In his confirmation hearings before a Parliamentary panel, Financial Services Commissioner-designate Lord Jonathan Hill vowed to move forward with the money market fund reform proposals that are currently on the table. He said that the E.U. must find a solution that will allow money market funds to play a role in economy while at the same time ensuring financial stability. He believes that under the current regulatory regime money market funds can pose a systemic risk. He will try to build a consensus on regulations that are effective and at the same time encourage investment.

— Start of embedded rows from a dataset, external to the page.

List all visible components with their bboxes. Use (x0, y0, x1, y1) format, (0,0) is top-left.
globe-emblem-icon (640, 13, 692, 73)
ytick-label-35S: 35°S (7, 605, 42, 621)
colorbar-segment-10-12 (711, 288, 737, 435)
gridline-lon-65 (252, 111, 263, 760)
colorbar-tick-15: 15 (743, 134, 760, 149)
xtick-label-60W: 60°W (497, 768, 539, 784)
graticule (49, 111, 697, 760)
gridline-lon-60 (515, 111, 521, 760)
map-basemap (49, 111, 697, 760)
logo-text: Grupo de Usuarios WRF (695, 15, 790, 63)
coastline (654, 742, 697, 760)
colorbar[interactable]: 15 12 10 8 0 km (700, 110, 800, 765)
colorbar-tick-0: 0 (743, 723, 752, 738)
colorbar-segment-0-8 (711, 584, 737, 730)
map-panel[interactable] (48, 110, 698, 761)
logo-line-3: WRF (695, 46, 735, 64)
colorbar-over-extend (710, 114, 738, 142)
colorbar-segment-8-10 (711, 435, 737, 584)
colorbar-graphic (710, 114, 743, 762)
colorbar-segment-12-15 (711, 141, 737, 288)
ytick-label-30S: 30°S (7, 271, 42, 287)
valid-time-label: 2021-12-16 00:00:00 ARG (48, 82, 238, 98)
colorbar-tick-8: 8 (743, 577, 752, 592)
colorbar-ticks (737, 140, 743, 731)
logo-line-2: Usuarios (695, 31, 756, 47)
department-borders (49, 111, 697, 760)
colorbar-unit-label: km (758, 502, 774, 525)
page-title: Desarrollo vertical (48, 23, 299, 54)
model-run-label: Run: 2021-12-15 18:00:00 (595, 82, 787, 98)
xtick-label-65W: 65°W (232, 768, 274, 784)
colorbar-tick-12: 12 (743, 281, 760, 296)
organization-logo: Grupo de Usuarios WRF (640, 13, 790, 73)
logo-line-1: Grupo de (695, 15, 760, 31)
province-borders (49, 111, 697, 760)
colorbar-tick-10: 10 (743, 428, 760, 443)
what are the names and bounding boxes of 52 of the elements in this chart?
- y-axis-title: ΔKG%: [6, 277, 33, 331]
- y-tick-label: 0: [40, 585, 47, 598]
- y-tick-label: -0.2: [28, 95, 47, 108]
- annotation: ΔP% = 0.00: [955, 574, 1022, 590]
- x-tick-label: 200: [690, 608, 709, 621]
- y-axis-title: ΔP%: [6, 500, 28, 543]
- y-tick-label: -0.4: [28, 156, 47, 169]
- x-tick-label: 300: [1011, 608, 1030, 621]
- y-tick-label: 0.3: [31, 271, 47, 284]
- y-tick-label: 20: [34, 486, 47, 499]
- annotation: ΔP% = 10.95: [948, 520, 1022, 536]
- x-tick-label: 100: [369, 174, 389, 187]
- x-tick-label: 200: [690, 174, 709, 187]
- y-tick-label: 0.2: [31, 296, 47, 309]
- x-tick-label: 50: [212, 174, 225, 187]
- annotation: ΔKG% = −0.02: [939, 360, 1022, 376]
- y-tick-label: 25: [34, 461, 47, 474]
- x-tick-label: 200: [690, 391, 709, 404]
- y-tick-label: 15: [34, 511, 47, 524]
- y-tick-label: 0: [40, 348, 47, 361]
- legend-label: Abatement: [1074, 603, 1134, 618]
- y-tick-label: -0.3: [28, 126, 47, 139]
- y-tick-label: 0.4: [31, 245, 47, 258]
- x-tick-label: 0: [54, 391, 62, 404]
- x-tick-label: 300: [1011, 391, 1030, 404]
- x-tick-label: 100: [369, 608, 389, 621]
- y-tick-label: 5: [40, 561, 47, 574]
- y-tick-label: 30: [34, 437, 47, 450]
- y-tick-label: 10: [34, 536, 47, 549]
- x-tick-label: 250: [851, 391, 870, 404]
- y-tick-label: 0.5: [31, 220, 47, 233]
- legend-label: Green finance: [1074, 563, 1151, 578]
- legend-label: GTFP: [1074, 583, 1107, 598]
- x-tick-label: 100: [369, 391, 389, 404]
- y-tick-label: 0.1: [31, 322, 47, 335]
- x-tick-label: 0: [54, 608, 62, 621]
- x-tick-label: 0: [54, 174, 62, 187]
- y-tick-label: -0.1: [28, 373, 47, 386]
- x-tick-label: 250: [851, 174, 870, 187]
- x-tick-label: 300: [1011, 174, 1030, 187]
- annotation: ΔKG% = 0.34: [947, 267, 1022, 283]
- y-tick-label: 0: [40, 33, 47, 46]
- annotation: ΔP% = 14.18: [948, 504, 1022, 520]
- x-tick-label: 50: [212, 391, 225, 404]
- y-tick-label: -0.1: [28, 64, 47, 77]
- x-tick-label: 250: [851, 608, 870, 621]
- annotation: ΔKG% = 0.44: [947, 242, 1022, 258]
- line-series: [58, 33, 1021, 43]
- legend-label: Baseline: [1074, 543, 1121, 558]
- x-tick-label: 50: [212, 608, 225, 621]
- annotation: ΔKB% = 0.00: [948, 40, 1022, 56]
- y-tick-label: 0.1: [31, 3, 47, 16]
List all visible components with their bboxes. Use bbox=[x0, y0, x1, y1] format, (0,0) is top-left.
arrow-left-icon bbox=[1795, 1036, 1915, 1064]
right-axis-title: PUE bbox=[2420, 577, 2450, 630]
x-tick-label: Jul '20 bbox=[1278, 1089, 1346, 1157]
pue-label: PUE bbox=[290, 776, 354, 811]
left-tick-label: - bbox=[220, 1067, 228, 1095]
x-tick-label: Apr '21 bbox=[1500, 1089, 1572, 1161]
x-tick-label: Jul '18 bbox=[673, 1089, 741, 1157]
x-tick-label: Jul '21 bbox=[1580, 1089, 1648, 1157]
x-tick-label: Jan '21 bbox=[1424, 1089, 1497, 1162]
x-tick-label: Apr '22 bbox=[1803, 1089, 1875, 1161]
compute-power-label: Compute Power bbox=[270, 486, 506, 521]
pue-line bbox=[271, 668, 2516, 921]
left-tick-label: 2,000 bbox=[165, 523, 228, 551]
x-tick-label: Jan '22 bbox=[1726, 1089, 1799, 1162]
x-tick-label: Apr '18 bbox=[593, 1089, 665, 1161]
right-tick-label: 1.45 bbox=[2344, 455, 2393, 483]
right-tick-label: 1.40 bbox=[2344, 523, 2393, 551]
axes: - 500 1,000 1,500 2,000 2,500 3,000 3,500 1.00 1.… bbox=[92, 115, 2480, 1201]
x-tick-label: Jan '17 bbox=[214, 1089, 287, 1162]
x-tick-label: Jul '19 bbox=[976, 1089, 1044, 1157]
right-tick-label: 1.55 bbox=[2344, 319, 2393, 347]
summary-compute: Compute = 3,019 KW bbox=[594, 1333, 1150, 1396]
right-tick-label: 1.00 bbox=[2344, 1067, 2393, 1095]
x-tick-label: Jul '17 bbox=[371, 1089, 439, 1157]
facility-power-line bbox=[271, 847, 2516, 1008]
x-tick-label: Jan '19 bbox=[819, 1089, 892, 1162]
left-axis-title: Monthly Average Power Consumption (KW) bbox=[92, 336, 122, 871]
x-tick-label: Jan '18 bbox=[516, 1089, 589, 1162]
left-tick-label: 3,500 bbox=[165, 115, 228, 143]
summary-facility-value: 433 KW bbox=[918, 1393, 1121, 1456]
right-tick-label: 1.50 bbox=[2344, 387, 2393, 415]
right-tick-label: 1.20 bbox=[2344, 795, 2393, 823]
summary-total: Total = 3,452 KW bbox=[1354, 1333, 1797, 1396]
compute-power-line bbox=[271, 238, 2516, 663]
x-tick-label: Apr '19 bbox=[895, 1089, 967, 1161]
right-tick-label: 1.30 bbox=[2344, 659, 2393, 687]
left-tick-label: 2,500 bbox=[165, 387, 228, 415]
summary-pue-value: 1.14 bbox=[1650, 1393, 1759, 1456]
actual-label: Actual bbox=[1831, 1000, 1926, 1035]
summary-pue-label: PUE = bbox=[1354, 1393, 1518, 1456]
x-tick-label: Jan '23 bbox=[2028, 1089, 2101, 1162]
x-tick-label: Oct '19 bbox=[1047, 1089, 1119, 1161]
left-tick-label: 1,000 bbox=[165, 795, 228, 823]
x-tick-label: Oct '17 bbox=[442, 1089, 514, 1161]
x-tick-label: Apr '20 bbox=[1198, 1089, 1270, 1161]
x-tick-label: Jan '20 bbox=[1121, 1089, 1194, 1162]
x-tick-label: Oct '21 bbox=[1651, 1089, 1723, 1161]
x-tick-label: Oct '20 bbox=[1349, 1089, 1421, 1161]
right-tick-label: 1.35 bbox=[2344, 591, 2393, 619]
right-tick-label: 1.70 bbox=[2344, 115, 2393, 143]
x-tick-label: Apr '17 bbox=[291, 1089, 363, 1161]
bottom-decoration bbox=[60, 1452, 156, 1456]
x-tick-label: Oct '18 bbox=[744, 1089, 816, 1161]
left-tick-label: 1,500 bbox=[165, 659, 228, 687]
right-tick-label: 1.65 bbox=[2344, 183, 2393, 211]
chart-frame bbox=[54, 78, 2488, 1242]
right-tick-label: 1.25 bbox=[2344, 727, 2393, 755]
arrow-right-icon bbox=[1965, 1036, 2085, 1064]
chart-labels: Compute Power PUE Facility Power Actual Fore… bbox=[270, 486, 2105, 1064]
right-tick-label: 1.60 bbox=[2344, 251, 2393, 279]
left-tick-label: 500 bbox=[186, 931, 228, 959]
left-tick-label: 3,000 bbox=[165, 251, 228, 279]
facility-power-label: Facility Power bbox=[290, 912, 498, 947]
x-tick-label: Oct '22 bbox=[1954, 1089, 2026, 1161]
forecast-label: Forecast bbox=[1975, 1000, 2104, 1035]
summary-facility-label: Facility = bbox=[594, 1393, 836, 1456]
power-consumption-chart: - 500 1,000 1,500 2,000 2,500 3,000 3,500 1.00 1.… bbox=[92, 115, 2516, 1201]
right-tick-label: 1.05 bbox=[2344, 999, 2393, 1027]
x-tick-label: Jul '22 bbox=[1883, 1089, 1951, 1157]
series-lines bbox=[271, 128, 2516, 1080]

What is currently on the table is a proposal requiring money market funds to have a capital cushion buffer of 3 percent for constant NAV funds that can be activated to support stable redemptions in times of decreasing value of the fund’s investment assets. The proposed Regulation would also require certain levels of daily and weekly liquidity in order for the money market fund to be able to satisfy investor redemptions. Money market funds are obliged to hold at least 10 percent of their assets in instruments that mature on a daily basis and an additional 20 percent of assets that mature within a week.